Iqbal has also learnt that emotional suppression as a result of an absent father leads to emotional suppression where sons do not know how to communicate in different segments of their life be it work, friendship or a romantic relationship. Such people have difficulty in extending empathy because their inability to sit with their own vulnerability makes it harder to do the same for others.

“Such men do not know how to be vulnerable and they feel a sense of discomfort because they are not in sync with their feelings, which ultimately impacts their quality of life. They are then required to unlearn communication distance, which has been their normal for a good 20 to 25 years. They learn alternate coping mechanisms and attain a deeper awareness of thought processes, which helps them understand their own shortcomings,” she described. 

Wise words

Raza believes that communication is everything in every relationship so father-child one is no different — “Your children should never hesitate, no matter what it is. The father should be the confidante instead of this terrifying persona assigned to them by society. I would reiterate the importance of say physical affection, and lastly, I feel we have really made forgiveness very difficult. Parents also make blunders, and I feel we need to extend apologies to everyone, ourselves, our elders and even our children instead of humiliating them.”

“Don’t be a bully to your children. Don’t be responsible for them having fear and sadness in their hearts. Respect their boundaries. Don’t try to mould them into a version of yourself. Just let them be,” stressed Suleman.
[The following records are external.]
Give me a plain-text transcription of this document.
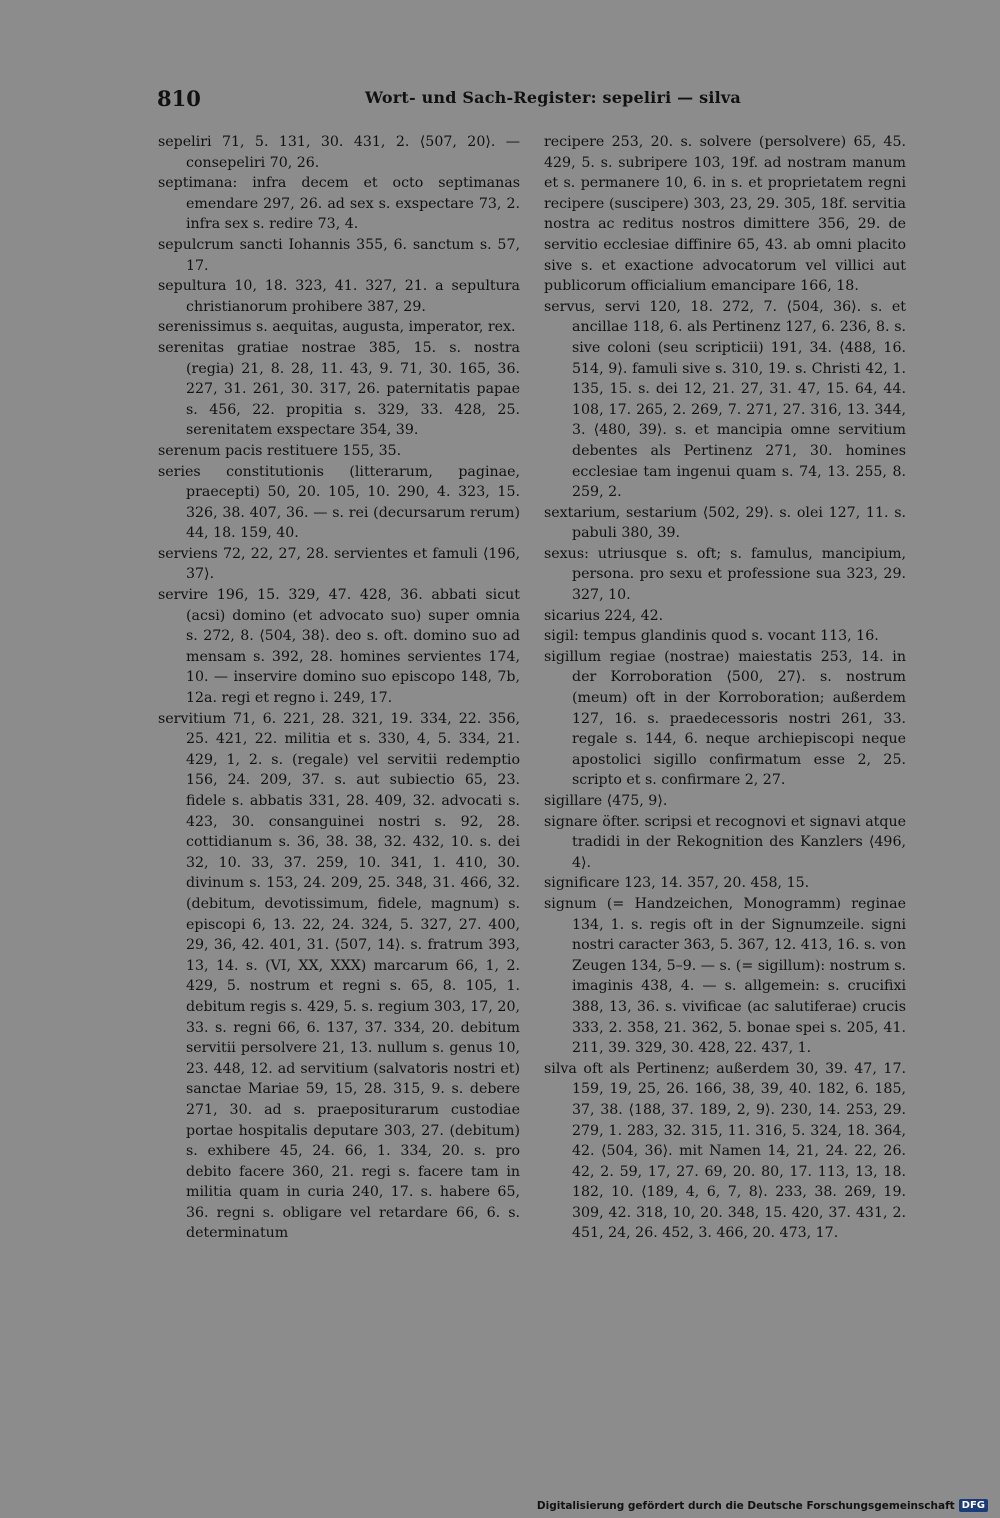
810	Wort- und Sach-Register: sepeliri — silva

sepeliri 71, 5. 131, 30. 431, 2. ⟨507, 20⟩. — consepeliri 70, 26.

septimana: infra decem et octo septimanas emendare 297, 26. ad sex s. exspectare 73, 2. infra sex s. redire 73, 4.

sepulcrum sancti Iohannis 355, 6. sanctum s. 57, 17.

sepultura 10, 18. 323, 41. 327, 21. a sepultura christianorum prohibere 387, 29.

serenissimus s. aequitas, augusta, imperator, rex.

serenitas gratiae nostrae 385, 15. s. nostra (regia) 21, 8. 28, 11. 43, 9. 71, 30. 165, 36. 227, 31. 261, 30. 317, 26. paternitatis papae s. 456, 22. propitia s. 329, 33. 428, 25. serenitatem exspectare 354, 39.

serenum pacis restituere 155, 35.

series constitutionis (litterarum, paginae, praecepti) 50, 20. 105, 10. 290, 4. 323, 15. 326, 38. 407, 36. — s. rei (decursarum rerum) 44, 18. 159, 40.

serviens 72, 22, 27, 28. servientes et famuli ⟨196, 37⟩.

servire 196, 15. 329, 47. 428, 36. abbati sicut (acsi) domino (et advocato suo) super omnia s. 272, 8. ⟨504, 38⟩. deo s. oft. domino suo ad mensam s. 392, 28. homines servientes 174, 10. — inservire domino suo episcopo 148, 7b, 12a. regi et regno i. 249, 17.

servitium 71, 6. 221, 28. 321, 19. 334, 22. 356, 25. 421, 22. militia et s. 330, 4, 5. 334, 21. 429, 1, 2. s. (regale) vel servitii redemptio 156, 24. 209, 37. s. aut subiectio 65, 23. fidele s. abbatis 331, 28. 409, 32. advocati s. 423, 30. consanguinei nostri s. 92, 28. cottidianum s. 36, 38. 38, 32. 432, 10. s. dei 32, 10. 33, 37. 259, 10. 341, 1. 410, 30. divinum s. 153, 24. 209, 25. 348, 31. 466, 32. (debitum, devotissimum, fidele, magnum) s. episcopi 6, 13. 22, 24. 324, 5. 327, 27. 400, 29, 36, 42. 401, 31. ⟨507, 14⟩. s. fratrum 393, 13, 14. s. (VI, XX, XXX) marcarum 66, 1, 2. 429, 5. nostrum et regni s. 65, 8. 105, 1. debitum regis s. 429, 5. s. regium 303, 17, 20, 33. s. regni 66, 6. 137, 37. 334, 20. debitum servitii persolvere 21, 13. nullum s. genus 10, 23. 448, 12. ad servitium (salvatoris nostri et) sanctae Mariae 59, 15, 28. 315, 9. s. debere 271, 30. ad s. praepositurarum custodiae portae hospitalis deputare 303, 27. (debitum) s. exhibere 45, 24. 66, 1. 334, 20. s. pro debito facere 360, 21. regi s. facere tam in militia quam in curia 240, 17. s. habere 65, 36. regni s. obligare vel retardare 66, 6. s. determinatum

recipere 253, 20. s. solvere (persolvere) 65, 45. 429, 5. s. subripere 103, 19f. ad nostram manum et s. permanere 10, 6. in s. et proprietatem regni recipere (suscipere) 303, 23, 29. 305, 18f. servitia nostra ac reditus nostros dimittere 356, 29. de servitio ecclesiae diffinire 65, 43. ab omni placito sive s. et exactione advocatorum vel villici aut publicorum officialium emancipare 166, 18.

servus, servi 120, 18. 272, 7. ⟨504, 36⟩. s. et ancillae 118, 6. als Pertinenz 127, 6. 236, 8. s. sive coloni (seu scripticii) 191, 34. ⟨488, 16. 514, 9⟩. famuli sive s. 310, 19. s. Christi 42, 1. 135, 15. s. dei 12, 21. 27, 31. 47, 15. 64, 44. 108, 17. 265, 2. 269, 7. 271, 27. 316, 13. 344, 3. ⟨480, 39⟩. s. et mancipia omne servitium debentes als Pertinenz 271, 30. homines ecclesiae tam ingenui quam s. 74, 13. 255, 8. 259, 2.

sextarium, sestarium ⟨502, 29⟩. s. olei 127, 11. s. pabuli 380, 39.

sexus: utriusque s. oft; s. famulus, mancipium, persona. pro sexu et professione sua 323, 29. 327, 10.

sicarius 224, 42.

sigil: tempus glandinis quod s. vocant 113, 16.

sigillum regiae (nostrae) maiestatis 253, 14. in der Korroboration ⟨500, 27⟩. s. nostrum (meum) oft in der Korroboration; außerdem 127, 16. s. praedecessoris nostri 261, 33. regale s. 144, 6. neque archiepiscopi neque apostolici sigillo confirmatum esse 2, 25. scripto et s. confirmare 2, 27.

sigillare ⟨475, 9⟩.

signare öfter. scripsi et recognovi et signavi atque tradidi in der Rekognition des Kanzlers ⟨496, 4⟩.

significare 123, 14. 357, 20. 458, 15.

signum (= Handzeichen, Monogramm) reginae 134, 1. s. regis oft in der Signumzeile. signi nostri caracter 363, 5. 367, 12. 413, 16. s. von Zeugen 134, 5–9. — s. (= sigillum): nostrum s. imaginis 438, 4. — s. allgemein: s. crucifixi 388, 13, 36. s. vivificae (ac salutiferae) crucis 333, 2. 358, 21. 362, 5. bonae spei s. 205, 41. 211, 39. 329, 30. 428, 22. 437, 1.

silva oft als Pertinenz; außerdem 30, 39. 47, 17. 159, 19, 25, 26. 166, 38, 39, 40. 182, 6. 185, 37, 38. ⟨188, 37. 189, 2, 9⟩. 230, 14. 253, 29. 279, 1. 283, 32. 315, 11. 316, 5. 324, 18. 364, 42. ⟨504, 36⟩. mit Namen 14, 21, 24. 22, 26. 42, 2. 59, 17, 27. 69, 20. 80, 17. 113, 13, 18. 182, 10. ⟨189, 4, 6, 7, 8⟩. 233, 38. 269, 19. 309, 42. 318, 10, 20. 348, 15. 420, 37. 431, 2. 451, 24, 26. 452, 3. 466, 20. 473, 17.

Digitalisierung gefördert durch die Deutsche Forschungsgemeinschaft DFG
Ali felt that if he ever decided to have children, he would consider them his equals because they are independent human beings.

“I do have nephews and nieces and I try to engage with them on a personal level. I listen to them, play with their toys when they come to me, and am affectionate instead of being distant and far away. I would want to do so many things with my children, play with them, go shopping, visit parks and make sure that they can come to me if they need help,” he said.

“I would also make sure that I do not lash out at them, and be patient with them. Lastly, I hope I live up to what I say, if I have them of course, that I am able to respect their choices and support them wholeheartedly,” he shared, adding that more fathers need to show affection in public because there is a dearth of love in our society. 

My own father passed away a month or two after the interaction I mentioned at the beginning of this article, but never once have I wished that I changed my response, because if he ever decided to come back, I would do everything to pull his leg again.

In a few years, the time I spent with my father will be less than the time I have spent without him, but that won’t ever change the fact that I owe so much to him. As part of an assignment, I got a letter on the most random topic published in Dawn. My father was over the moon. He did not wait a few years to see my first byline and the many more after that, but his participation in our lives made me understand that having active parents can shape us in so many ways.

To all the fathers who are not scared of loving their children, your kids will thank you despite your many flaws, and to those who are scared of showing affection, it’s never too late to love them. Happy Father’s Day!